Easaw Thomas’ decision to DIY has turned his home in Wilby Road – dotted with good class bungalows turned into palatial homes – into a tropical jungle, and is a lush testament to his green thumb as well as one person’s effort to address global warming and conserve local, indigenous plants. Today, he wakes up to a low maintenance, equatorial rainforest garden that’s has been left to grow pretty much on its own.

“The burning of forests in Sumatra was a wake-up call which made me want to do something about the environment,” shares Dr Thomas, 63. To him, this was the only way to create an environment that would reduce the greenhouse effects – because of the great volume of carbon dioxide that rainforest trees absorb from the atmosphere.

“Singapore is also losing a lot of its native plants and trees,” he adds, so he makes it a point to pick plant varieties which are indigenous like syzygiums with its colour leaves (the red jambu tree belongs to this family, for example). “You have to take the context in which we live – we can’t be having Japanese gardens or temperate ones,” he points out. “Out context is one that favours an equatorial rainforest-like garden because the plant themselves grow better and they blend in with the surroundings.”

With these ideas in mind, Dr Thomas drew up his own design for his Wilby Road garden in the late 90’s that would be created around his existing 1930s house, open courtyard and pond. When the garden was done, some 200 forest trees towered around the 26.000 sq ft compound, layered with shorter fruit or flowering trees, followed by ground plants like ginger flower plants. “The other thing I wanted to have was some fragrance in the garden so I picked trees like the Michelia chempaca,” he rattles off, before showing you the variety of wild plants he picked from the jungle rather than commercial nurseries.

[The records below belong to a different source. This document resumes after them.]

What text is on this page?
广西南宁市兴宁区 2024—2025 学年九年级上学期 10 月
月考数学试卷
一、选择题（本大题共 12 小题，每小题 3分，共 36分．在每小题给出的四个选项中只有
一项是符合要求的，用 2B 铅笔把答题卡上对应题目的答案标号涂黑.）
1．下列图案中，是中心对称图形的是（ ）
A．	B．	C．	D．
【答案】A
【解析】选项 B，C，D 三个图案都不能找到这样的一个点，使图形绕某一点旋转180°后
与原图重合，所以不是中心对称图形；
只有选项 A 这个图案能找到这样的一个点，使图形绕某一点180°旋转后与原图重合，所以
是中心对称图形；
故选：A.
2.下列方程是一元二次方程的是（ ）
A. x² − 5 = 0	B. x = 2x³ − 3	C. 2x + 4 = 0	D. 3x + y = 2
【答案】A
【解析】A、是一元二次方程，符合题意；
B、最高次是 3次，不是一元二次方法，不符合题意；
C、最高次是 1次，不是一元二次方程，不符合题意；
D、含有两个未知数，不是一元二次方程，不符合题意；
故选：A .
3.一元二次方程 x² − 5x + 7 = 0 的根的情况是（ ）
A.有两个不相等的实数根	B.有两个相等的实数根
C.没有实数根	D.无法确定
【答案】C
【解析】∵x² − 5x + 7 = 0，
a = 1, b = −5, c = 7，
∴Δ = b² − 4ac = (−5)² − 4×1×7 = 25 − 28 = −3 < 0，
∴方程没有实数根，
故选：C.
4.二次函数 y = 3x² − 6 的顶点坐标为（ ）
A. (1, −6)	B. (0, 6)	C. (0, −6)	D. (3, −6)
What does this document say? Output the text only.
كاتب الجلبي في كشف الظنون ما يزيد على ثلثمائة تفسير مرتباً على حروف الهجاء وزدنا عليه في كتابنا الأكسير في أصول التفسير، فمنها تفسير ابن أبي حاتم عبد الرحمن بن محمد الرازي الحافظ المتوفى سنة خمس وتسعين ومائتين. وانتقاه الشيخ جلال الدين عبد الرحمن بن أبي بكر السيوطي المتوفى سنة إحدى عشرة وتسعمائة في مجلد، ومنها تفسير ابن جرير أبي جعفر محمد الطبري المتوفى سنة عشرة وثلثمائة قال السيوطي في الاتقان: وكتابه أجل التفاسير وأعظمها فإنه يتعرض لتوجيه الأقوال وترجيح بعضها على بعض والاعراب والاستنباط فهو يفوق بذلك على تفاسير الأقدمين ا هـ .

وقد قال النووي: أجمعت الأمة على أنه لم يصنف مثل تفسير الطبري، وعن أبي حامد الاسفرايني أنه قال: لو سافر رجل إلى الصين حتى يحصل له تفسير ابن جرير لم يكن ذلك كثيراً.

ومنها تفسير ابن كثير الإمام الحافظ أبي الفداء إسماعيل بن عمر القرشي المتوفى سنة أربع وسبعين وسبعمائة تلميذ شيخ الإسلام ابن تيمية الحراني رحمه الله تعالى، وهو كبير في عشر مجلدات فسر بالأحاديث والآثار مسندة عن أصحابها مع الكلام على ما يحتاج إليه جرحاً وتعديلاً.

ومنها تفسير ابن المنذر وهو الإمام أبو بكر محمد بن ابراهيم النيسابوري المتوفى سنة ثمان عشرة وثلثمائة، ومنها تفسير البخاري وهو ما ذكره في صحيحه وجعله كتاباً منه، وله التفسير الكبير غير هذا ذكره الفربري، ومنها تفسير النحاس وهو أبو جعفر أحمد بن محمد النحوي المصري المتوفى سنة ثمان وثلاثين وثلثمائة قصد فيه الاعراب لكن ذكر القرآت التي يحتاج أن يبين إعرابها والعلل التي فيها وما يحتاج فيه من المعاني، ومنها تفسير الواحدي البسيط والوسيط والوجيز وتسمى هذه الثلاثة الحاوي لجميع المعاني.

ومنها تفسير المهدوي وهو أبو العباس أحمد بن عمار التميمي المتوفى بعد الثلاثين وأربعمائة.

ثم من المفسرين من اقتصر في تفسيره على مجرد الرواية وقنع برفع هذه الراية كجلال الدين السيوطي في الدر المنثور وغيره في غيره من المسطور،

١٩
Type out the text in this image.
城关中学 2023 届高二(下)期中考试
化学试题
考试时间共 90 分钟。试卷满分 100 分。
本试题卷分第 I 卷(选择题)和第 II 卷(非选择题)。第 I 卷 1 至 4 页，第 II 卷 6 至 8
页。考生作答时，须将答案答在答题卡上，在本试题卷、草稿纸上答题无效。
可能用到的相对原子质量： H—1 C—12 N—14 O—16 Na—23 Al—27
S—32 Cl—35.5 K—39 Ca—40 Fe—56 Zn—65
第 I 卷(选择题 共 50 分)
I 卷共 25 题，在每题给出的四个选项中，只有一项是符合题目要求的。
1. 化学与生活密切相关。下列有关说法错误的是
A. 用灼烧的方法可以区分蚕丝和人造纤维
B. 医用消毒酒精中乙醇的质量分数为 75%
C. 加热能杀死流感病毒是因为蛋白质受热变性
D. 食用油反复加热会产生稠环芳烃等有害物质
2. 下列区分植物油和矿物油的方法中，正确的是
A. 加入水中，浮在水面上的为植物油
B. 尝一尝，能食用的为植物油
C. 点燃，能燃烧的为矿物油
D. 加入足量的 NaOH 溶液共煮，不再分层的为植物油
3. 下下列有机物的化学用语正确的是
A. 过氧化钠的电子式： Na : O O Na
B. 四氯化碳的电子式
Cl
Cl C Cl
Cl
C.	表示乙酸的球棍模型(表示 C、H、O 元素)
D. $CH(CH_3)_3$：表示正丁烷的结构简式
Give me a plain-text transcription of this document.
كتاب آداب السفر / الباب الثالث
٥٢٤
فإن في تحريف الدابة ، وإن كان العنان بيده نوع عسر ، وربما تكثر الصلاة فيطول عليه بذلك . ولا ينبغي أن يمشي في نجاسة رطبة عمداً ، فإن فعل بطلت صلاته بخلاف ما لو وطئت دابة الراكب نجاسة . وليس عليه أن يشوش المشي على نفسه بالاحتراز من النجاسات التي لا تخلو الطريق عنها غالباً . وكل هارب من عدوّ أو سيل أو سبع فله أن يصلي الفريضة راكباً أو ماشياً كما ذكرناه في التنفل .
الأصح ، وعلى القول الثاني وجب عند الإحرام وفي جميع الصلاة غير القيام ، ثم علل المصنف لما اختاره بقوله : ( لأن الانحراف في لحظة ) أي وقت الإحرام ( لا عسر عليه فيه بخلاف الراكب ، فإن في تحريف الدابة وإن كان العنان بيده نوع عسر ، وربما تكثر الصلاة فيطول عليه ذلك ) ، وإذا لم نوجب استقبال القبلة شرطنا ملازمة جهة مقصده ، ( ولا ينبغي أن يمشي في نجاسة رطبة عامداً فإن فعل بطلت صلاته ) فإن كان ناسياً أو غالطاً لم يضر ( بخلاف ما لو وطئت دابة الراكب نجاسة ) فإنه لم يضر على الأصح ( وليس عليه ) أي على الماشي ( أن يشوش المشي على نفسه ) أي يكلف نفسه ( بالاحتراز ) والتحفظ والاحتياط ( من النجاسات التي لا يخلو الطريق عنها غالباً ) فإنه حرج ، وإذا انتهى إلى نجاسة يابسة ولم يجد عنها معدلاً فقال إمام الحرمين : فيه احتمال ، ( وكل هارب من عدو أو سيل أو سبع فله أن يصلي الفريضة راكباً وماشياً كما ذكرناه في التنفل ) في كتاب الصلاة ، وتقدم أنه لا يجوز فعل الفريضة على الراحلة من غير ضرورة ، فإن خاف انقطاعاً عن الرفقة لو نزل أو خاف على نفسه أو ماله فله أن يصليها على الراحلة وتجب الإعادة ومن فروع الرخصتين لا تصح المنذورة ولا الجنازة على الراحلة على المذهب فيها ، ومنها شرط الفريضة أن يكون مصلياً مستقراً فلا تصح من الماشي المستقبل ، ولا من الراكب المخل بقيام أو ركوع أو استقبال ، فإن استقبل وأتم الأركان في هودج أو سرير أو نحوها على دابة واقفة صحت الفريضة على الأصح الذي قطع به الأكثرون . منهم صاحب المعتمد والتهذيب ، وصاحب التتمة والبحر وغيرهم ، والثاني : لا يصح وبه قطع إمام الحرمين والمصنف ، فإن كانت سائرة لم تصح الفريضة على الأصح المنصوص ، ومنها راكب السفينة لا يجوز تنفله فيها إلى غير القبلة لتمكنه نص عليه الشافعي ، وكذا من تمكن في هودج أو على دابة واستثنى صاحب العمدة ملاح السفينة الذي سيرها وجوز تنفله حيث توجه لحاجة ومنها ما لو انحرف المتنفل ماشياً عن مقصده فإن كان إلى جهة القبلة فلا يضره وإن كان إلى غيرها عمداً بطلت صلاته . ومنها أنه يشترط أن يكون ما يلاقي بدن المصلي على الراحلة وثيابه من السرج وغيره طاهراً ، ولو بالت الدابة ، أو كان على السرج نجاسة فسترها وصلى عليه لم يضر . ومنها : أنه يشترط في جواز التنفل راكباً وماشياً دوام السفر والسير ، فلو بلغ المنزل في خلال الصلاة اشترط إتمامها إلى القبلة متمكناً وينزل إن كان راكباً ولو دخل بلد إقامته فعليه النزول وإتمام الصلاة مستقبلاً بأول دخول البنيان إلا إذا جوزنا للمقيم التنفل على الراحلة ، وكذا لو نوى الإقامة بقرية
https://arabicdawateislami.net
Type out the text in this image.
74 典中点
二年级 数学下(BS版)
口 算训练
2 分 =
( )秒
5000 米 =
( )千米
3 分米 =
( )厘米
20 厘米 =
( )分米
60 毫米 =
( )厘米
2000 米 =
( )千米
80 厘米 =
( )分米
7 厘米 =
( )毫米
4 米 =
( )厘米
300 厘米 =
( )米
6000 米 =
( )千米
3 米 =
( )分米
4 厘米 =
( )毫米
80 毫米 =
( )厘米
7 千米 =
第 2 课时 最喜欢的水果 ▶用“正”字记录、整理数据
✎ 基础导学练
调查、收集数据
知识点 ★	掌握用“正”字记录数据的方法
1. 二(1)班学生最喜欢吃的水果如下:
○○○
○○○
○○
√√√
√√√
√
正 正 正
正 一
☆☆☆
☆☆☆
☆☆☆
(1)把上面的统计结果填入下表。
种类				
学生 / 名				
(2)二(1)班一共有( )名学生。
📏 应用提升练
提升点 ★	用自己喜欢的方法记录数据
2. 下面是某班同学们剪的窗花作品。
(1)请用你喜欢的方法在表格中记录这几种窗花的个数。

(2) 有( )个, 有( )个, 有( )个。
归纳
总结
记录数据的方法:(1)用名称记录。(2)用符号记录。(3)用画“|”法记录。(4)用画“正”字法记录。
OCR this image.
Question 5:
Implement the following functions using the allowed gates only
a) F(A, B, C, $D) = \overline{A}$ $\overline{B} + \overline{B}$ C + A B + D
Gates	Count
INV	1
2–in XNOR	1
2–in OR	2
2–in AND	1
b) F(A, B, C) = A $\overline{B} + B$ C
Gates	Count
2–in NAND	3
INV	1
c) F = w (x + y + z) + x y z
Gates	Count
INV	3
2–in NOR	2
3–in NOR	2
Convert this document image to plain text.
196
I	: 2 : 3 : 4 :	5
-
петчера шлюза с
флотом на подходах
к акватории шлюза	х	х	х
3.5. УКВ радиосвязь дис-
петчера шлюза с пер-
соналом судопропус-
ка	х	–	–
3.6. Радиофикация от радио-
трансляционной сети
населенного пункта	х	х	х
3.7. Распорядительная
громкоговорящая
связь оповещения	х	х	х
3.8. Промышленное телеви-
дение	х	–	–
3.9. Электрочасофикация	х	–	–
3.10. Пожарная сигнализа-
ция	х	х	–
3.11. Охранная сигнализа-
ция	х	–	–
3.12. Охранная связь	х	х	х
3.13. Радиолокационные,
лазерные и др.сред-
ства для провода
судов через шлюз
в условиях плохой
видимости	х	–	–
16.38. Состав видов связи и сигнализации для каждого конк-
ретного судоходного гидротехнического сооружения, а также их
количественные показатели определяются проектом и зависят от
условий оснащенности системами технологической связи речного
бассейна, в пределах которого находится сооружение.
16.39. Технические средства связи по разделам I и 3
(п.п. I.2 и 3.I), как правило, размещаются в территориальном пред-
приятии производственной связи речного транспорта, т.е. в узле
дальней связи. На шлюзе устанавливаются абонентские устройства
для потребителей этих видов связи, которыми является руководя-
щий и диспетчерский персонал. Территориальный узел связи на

The garden is less than 10 years old, but it looks like the house was built within a decades’ old tropical forest. The house adds to the credibility – a 30’s style single-storey original wing and a newer, curved bedroom block that was virtually carved out of a hill on his land. The top of the hill slope serves as its roof – way before rooftop gardens became vogue. The rooftop garden has tea leaf bushes and flowering trees, and giant yam plants with their elephant ear-shaped leaves – which birds had seeded, says Dr Thomas, since he doesn’t recall planting them. The garden gets weekly visits from a few hornbills, in fact, a stamp of approval, if you wil;, for the natural rain forest eco-system he has created.